Ms Palmer, with 27 years' experience in post-16 education, said a third of college students, particularly boys, were in need of learning support. Disturbing examples of poor little rich boys included one who told his teachers: "What's the point of me studying? I know I'll be taking over my father's business," she said.
When another boy skipped a lesson, a classmate told the tutor: "I know he's around. I've seen his Merc parked outside."
Boys, Ms Palmer said, were often late for classes or didn't bother turning up. They were "hopelessly disorganised". Among boarders, some stayed out all night, missed meals, kept "unsuitable company", always appeared short of money and avoided telephone calls from anxious parents.

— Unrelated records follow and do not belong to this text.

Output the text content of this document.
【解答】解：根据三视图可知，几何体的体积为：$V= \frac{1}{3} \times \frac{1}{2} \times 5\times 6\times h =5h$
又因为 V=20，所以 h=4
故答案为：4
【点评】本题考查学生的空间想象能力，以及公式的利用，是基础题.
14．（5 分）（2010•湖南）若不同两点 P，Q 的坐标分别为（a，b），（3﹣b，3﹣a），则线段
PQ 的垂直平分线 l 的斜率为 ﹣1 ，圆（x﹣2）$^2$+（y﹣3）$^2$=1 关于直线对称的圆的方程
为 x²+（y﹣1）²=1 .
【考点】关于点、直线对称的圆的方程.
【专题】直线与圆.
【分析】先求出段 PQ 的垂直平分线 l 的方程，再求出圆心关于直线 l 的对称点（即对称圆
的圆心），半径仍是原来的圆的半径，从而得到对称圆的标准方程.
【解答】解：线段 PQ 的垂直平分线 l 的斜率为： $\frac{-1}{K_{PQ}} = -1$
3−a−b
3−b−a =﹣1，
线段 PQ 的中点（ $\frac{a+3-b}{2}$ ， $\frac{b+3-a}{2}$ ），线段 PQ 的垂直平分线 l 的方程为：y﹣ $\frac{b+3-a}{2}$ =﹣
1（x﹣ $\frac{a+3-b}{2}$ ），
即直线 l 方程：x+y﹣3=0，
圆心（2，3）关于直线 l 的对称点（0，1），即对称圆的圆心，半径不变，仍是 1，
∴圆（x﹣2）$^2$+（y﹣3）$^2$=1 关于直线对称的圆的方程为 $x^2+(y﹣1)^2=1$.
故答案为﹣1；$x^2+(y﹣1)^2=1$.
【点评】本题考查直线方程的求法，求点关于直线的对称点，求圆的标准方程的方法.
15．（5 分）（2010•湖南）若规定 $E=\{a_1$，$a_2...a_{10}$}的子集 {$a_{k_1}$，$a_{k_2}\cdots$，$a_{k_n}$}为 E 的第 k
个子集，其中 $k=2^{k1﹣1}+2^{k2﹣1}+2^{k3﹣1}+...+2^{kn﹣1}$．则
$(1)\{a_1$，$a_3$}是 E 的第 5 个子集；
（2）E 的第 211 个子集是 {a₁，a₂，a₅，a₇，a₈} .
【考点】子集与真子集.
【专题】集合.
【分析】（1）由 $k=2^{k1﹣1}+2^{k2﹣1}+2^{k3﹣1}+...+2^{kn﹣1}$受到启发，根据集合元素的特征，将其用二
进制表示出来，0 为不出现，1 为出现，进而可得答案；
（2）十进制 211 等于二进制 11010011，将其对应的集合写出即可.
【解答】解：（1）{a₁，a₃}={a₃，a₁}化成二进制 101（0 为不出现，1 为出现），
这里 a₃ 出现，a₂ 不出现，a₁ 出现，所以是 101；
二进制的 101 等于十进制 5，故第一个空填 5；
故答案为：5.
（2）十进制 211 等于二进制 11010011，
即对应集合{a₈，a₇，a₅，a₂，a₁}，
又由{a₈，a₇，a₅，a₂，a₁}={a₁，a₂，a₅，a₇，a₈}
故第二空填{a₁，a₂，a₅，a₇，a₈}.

Delegates, representing the country's 34 independent tutorial colleges, popularly known as "crammers", sat stunned as Ms Palmer continued her list of home truths. "We shouldn't be seen to spy on young people, but we do have the responsibility of caring for them," she said.
Fathers who insisted on sending their reluctant sons to their own prestigious alma mater came in for a verbal hammering. "Unless their sons turned out to be good at sport, life could be hell for them," she said. Boys often described the best independent schools as being "like prisons".

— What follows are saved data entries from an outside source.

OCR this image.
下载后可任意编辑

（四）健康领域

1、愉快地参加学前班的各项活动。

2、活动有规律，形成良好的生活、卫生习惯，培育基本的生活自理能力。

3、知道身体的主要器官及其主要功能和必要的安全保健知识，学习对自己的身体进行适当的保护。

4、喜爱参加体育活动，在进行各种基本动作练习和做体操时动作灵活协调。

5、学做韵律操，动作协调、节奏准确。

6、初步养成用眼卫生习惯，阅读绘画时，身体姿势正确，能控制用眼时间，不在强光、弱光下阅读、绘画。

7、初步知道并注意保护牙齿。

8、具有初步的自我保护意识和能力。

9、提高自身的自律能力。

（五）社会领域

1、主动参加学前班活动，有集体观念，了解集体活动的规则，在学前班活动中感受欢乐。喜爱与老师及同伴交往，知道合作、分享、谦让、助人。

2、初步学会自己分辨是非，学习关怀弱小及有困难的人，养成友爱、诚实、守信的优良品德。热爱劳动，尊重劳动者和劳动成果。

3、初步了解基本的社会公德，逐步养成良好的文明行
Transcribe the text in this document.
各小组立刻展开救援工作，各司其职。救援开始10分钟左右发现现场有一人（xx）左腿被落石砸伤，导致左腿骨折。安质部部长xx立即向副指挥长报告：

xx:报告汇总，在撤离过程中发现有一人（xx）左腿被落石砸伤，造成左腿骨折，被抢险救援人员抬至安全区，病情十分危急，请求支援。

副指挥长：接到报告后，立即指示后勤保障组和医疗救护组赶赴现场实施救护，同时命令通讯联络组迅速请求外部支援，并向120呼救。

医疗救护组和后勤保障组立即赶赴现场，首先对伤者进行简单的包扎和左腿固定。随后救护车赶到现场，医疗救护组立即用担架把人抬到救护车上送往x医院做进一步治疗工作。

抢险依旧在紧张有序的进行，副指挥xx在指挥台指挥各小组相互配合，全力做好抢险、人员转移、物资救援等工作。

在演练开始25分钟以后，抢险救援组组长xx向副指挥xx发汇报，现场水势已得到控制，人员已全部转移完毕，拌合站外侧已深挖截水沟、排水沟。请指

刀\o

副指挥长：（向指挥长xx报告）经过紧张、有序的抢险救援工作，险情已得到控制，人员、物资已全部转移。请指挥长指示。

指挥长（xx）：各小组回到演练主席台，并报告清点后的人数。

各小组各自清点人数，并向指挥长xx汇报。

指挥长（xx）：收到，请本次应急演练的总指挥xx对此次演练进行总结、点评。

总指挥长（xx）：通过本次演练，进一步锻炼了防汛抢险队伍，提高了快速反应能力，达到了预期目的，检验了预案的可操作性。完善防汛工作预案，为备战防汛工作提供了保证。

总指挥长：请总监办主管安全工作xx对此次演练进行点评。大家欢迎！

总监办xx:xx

In her time in FE she had dealt with students who were involved in arson, incest and drugs. She had even "had one murderer" over the years.

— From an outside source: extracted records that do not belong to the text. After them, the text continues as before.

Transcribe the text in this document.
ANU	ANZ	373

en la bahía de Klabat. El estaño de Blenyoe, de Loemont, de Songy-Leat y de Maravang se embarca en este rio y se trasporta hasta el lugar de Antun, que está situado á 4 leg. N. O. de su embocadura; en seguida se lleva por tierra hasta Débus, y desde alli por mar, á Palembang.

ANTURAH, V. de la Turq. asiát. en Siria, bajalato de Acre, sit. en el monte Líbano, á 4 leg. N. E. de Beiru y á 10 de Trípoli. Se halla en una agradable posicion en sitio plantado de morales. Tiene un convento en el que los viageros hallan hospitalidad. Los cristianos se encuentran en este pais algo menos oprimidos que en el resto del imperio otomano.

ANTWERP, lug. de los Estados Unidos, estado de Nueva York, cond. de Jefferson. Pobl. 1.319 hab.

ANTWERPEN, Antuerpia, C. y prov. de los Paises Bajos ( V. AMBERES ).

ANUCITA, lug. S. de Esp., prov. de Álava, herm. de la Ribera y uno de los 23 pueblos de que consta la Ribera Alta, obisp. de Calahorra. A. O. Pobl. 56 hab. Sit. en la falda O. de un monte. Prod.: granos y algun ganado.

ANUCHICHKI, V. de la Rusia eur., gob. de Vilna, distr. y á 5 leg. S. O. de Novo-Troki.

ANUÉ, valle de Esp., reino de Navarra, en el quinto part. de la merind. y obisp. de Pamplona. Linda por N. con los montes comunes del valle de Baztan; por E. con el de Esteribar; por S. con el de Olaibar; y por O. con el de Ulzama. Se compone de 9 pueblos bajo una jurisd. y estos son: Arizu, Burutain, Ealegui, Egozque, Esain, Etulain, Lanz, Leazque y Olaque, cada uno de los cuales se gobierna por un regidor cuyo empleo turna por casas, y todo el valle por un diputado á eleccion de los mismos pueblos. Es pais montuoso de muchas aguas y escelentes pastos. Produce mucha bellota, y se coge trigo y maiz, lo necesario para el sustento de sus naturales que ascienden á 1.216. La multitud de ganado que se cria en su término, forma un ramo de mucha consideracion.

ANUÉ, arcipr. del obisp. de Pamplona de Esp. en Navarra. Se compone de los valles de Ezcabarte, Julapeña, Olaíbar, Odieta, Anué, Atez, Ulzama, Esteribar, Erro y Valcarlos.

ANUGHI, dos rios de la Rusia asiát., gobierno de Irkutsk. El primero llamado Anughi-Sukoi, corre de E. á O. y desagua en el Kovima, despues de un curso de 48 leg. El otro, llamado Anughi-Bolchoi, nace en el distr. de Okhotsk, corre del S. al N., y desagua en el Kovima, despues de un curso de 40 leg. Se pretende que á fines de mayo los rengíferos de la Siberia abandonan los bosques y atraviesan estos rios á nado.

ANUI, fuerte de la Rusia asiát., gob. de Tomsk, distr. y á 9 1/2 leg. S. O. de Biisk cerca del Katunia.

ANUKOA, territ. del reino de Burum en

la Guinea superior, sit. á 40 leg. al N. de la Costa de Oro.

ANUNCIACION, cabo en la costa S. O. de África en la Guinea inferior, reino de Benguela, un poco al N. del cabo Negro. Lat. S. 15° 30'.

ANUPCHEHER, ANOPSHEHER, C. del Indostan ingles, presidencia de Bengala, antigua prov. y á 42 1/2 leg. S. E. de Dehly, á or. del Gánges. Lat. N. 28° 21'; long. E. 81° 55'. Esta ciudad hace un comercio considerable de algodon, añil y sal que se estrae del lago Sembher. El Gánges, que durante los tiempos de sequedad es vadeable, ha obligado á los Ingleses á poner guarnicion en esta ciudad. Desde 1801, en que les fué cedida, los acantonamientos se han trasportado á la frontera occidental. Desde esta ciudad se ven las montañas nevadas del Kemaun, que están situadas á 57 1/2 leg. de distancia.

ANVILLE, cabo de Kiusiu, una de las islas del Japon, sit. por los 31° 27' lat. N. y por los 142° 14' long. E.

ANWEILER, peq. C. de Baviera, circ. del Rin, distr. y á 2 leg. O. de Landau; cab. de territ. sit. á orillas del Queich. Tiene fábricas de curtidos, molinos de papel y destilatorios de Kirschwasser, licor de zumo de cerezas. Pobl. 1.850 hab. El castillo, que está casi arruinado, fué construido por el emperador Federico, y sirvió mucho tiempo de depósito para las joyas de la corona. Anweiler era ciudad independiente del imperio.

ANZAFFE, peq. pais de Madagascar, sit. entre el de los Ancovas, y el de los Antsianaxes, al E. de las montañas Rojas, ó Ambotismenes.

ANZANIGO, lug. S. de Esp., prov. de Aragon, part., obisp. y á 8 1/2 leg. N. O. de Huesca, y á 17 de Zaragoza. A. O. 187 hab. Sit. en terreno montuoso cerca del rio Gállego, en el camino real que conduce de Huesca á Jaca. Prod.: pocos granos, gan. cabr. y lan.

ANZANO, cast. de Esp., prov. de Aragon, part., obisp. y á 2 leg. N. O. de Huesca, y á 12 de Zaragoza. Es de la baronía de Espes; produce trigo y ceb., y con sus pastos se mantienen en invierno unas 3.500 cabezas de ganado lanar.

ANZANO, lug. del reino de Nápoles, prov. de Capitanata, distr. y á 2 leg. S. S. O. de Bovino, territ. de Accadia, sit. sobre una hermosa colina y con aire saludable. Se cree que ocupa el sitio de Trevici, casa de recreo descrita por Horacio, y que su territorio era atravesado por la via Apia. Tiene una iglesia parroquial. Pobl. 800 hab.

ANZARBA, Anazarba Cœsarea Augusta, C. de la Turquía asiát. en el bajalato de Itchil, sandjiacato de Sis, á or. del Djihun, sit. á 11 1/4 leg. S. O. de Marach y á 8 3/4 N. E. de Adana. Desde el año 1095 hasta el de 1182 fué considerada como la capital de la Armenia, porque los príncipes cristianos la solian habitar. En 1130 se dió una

Boys created most problems and some arrived at tutorial colleges as "refugees from prestigious independent schools". Many had been bullied - not by other pupils but by teachers so obsessed with the school's position in the league tables that they would not tolerate even the most minor transgression.
Pupils would be excluded for the slightst misdemeanour, simply to improve the school's position in the league.
Tutorial college tasks were far tougher than simply guiding students to examination success. They needed to re-motivate them and help them overcome "long-term problem of low self-esteem," she said.
Many overseas students, of whom there are some 2,000 among CIFE's 7,500-strong student body, overstretch themselves. "They can get very depressed. Some of them who come from cultures where it is difficult to admit they cannot cope, set themselves impossibly high targets."
Young people without parents in this country turn to their tutor for support. One boy said to Ms Palmer: "Can I come to you every day and show you what I've done?" She told the conference: "As a parent myself, I find it hard to believe that there are youngsters who have no one to turn to."
"Personal tutors need special training in listening skills and should be honest with students if a problem is too difficult for them to handle alone. They should admit that they'll have to pass it on to someone else. Always keep scrupulously careful records of everything that happens. Pastoral care should not just be tacked onto the end of a busy teaching day."
Ms Palmer has produced Cause for Concern forms to be completed by members of her staff as the need arises.
Other delegates gave examples of assistance that colleges could provide. Peter Corcut of Bellerbys College, Hove, which has 400 students aged 14 to 25, said it was helpful to bring in first-language counsellors once a week. "We have students from China, Japan, Thailand, Germany, and they can get very tired at the end of a day when nothing but English is spoken. Someone who speaks their language and to whom they can unpack their problems, helps to relieve homesickness and the like," he said.
Paul Redhead, vice-chairman of CIFE and principal of the Cambridge Centre for Sixth-Form Studies, whose 180 students come at 16 from both the state and private school sectors, said he made sure that personal tutors did not also teach the student. But he also wanted to make it clear that the college "isn't a refuge for the lame".
Ms Palmer agreed. "But I've had students who have had very bad experiences at very distinguished schools. And I have had more problems at the (relatively small) college I'm in now than in an FE college with 6,000 students."